Bahkan sebagian pengamat Barat mengidentikkan Islam dengan
terorisme.
Pendapat ini, meskipun keliru, didasarkan pada tindakan sejumlah kaum muslim
yang menggunakan kekerasan untuk mencapai tujuan, seperti terjadi dalam kasus
bom Bali, Bom di Kedubes Australia dan sejumlah kasus lainnya.

Maraknya kekerasan atas nama agama
menunjukkan betapa beragamnya pandangan dan eks
presi keberagamaan umat Islam. Ekspresi keberagamaan seperti ini mewakili
pandangan yang menganggap manusia hanya sebagai obyek dari kehendak Tuhan.
Manusia dianggap tidak memiliki hak. Atas dasar inilah mereka menolak konsep
hak asasi manusia (HAM). Hak sepenuhnya milik Allah. Sedangkan manusia hanya
menjalani apa yang sudah disyariatkan oleh Allah.

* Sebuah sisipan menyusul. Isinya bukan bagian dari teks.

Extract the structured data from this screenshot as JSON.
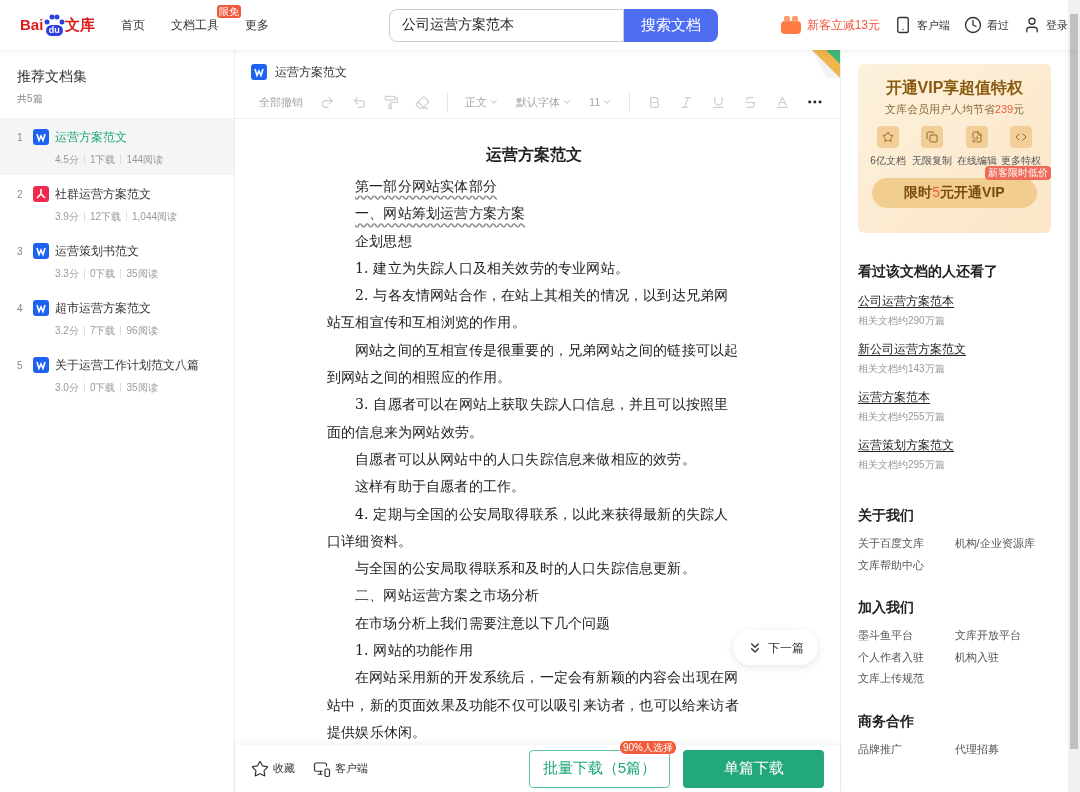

Perspektif seperti ini perlu dikritisi
bukan hanya karena mudah terjebak dalam kategori hitam putih sesuai dengan apa
yang dinyatakan Al-Qur’an dan Hadits, terutama dalam memandang kelompok lain,
tetapi karena doktrin Islam sendiri terlalu kompeks untuk direduksi hanya
sebagai kitab undang-undang yang sudah final tanpa ada usaha yang sungguh-sungguh
untuk mendalami konteks kesejarahan serta makna tersirat yang terdapat di balik
teks suci tersebut.

Baik Qur’an maupun Sunnah tidak cukup
dipahami secara harfiah seperti yang tersurat dalam bunyi teksnya. Disamping
konteks kesejarahannya perlu ditelusuri, makna di balik teks juga perlu
disingkap untuk memperoleh pesan yang paling substansial dari teks suci
tersebut. Usaha seperti ini perlu dilakukan agar pemahaman terhadap teks suci
tersebut lebih dekat dengan apa yang dalam ushl
fiqh
disebut maqashid al-syariah
(tujuan penetapan syariat).

Secara umum, maqashid al-syariah telah terangkum Surat al-Anbiya’, 107: Dan
tidaklah Kami utus engkau Muhammad kecuali untuk menjadi rahmat bagi sekalian
alam.
Islam datang  untuk menjawab
berbagai masalah yang dihadapi umat manusia, untuk menyelamatkan manusia dari
jalan yang sesat menuju jalan yang benar; dari jalan gelap menuju jalan terang;
dari kemungkaran, kedzaliman dan ketertindasan menuju kearifan, kedamaian dan
keadilan.

Kewenangan Negara

Dalam kehidupan sehari-hari, kekerasan
merupakan salah satu problem serius yang dihadapi bangsa ini. Kita layak
prihatin bukan semata-mata karena gejala kekerasan menunjukkan grafik yang kian
naik dengan tingkat eskalasi yang terus meluas, tetapi juga karena negara
sebagai satu-satunya lembaga yang diberi otoritas menggunakan kerasan untuk
mewujudkan tertib sosial, justru justru seolah-olah tidak berdaya menghadapi
masalah itu. Kegagalan negara mengatasi masalah kekerasan membuat bangsa ini
seperti kembali ke zaman primitif di mana penyelesaian masalah selalu
menggunakan cara-cara kekerasan.

Kekerasan yang terjadi belakangan ini
lebih dari sekadar patologi individu seperti terlihat pada berbagai kasus
kriminalitas. Kekerasan juga mencerminkan patologi sosial, di mana masyarakat
cenderung main hakim sendiri menghadapi kasus-kasus kriminal seperti pencurian,
penjamberetan, pencopetan. Ada semacam dendam sosial terhadap kejahatan yang
kian berani dan terang-terangan dengan menghukum pelakunya dengan cara yang
lebih sadis.

Lebih dari itu, seringkali kekerasan
dilakukan dengan mengatasnamakan agama. Tindakan main hakim sendiri terhadap
tempat-tempat yang dianggap sebagai sarang maksiat dengan mengobrak-abrik
secara bringas justru membuat citra Islam semakin tercoreng.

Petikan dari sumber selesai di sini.